SPEAKER_00:For better or worse. Yeah. It's just an interesting, especially when we talk about USV Lopez, it's just it's interesting to think about how the Supreme Court ruled, right? They're not saying that you can't have the law, it just doesn't really fit under the commerce clause. But in my students always loved the Wickard case because again, it it does feel like, no, this isn't my farm.
SPEAKER_01:But when you talk about it, so when I loved it, you mean they hated it.
SPEAKER_00:Yeah. They loved it because they loved the story of it. And they were incensed by it. Because again, it it does. It's like, this is my farm. I'm feeding my livestock. But the decision that, you know, it actually could affect if if more people did it, it could affect the supply and demand. And we're trying to kind of regulate that in the economy. It's I feel like, I mean, I do, I very much enjoy Supreme Court. I enjoy constitutional law. And I think you're not supposed to have favorites, but the commerce clause for me is just so interesting because of how it's been looked at throughout history.
SPEAKER_01:It's my favorite, as I've joked, that the day that I don't never want to give up if I have to miss a class is the Commerce Clause Day. And in our introductory CEL 200 class, I definitely strong arm my colleagues to make sure there's a day where we go through Schechter, Wickard, and Raish at least. So, and yeah, I think, and as you said, this is one that students get excited about. Although I think I've probably observed like 95% of students walk out irate at Wickard. I I can't say they're wrong. I have sympathies that way myself, but it is really striking that it is really striking. But it makes it does show the importance, certainly, of constitutional law. And for folks that are critical of Wickard, which again I think is quite defensible, the court doesn't necessarily get every one of them right.

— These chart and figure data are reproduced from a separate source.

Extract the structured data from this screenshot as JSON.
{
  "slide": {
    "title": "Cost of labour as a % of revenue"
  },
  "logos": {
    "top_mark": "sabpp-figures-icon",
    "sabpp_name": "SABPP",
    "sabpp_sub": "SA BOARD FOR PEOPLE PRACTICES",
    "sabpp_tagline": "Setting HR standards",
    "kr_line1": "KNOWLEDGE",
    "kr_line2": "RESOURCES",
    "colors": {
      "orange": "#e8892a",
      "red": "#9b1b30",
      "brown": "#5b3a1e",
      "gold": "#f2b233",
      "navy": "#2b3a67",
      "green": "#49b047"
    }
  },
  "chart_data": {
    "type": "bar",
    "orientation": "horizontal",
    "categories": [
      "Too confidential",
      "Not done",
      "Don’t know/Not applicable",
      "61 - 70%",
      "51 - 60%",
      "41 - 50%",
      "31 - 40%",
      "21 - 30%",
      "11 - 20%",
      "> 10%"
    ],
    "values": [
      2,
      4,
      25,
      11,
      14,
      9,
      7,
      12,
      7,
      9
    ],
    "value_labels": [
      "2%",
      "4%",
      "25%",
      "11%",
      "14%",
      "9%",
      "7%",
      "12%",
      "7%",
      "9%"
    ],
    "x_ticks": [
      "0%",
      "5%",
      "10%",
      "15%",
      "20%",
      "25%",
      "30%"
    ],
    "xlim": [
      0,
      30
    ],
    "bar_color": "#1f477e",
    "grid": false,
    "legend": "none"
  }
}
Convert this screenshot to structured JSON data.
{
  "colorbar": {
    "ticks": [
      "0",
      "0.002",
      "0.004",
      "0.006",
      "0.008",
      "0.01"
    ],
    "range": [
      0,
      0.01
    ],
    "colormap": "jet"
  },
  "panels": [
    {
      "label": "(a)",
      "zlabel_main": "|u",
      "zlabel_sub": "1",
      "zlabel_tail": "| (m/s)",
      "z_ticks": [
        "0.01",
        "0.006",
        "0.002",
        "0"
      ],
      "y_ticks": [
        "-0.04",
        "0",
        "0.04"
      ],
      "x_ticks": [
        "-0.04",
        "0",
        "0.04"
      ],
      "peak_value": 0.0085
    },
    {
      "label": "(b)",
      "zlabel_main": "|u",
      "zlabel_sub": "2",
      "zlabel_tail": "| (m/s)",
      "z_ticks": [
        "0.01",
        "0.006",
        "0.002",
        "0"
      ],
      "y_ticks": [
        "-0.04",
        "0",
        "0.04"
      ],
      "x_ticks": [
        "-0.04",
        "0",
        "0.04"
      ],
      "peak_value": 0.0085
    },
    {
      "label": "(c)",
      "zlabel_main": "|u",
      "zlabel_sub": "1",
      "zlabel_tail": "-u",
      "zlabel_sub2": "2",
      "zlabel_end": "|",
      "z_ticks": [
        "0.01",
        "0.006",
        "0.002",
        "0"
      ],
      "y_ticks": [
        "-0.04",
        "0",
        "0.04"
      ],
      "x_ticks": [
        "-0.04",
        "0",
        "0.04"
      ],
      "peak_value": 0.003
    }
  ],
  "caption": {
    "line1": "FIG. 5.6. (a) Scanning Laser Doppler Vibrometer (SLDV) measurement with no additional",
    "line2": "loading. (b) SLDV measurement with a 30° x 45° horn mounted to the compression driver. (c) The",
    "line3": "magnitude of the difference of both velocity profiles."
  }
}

SPEAKER_00:Exactly. And that's, I mean, that's the nice thing is that they're not supposed to get them all right. And that's why there's checks and balances. And this is why we're doing this entire podcast series. So I'm kind of sad because this is actually our last in our Supreme Court cases. However, in kind of our next semester, if you will, we are getting into American history. We'll still be talking about constitutional law. So, Dr. Beinberg, thank you so much. And our next episode is actually on Christmas Day. And then the one after that is on New Year's Day and why they are considered civic holidays. And then we jump into a whole new section of political parties. So thank you so much. And I'm looking forward to our next chunk of podcasts.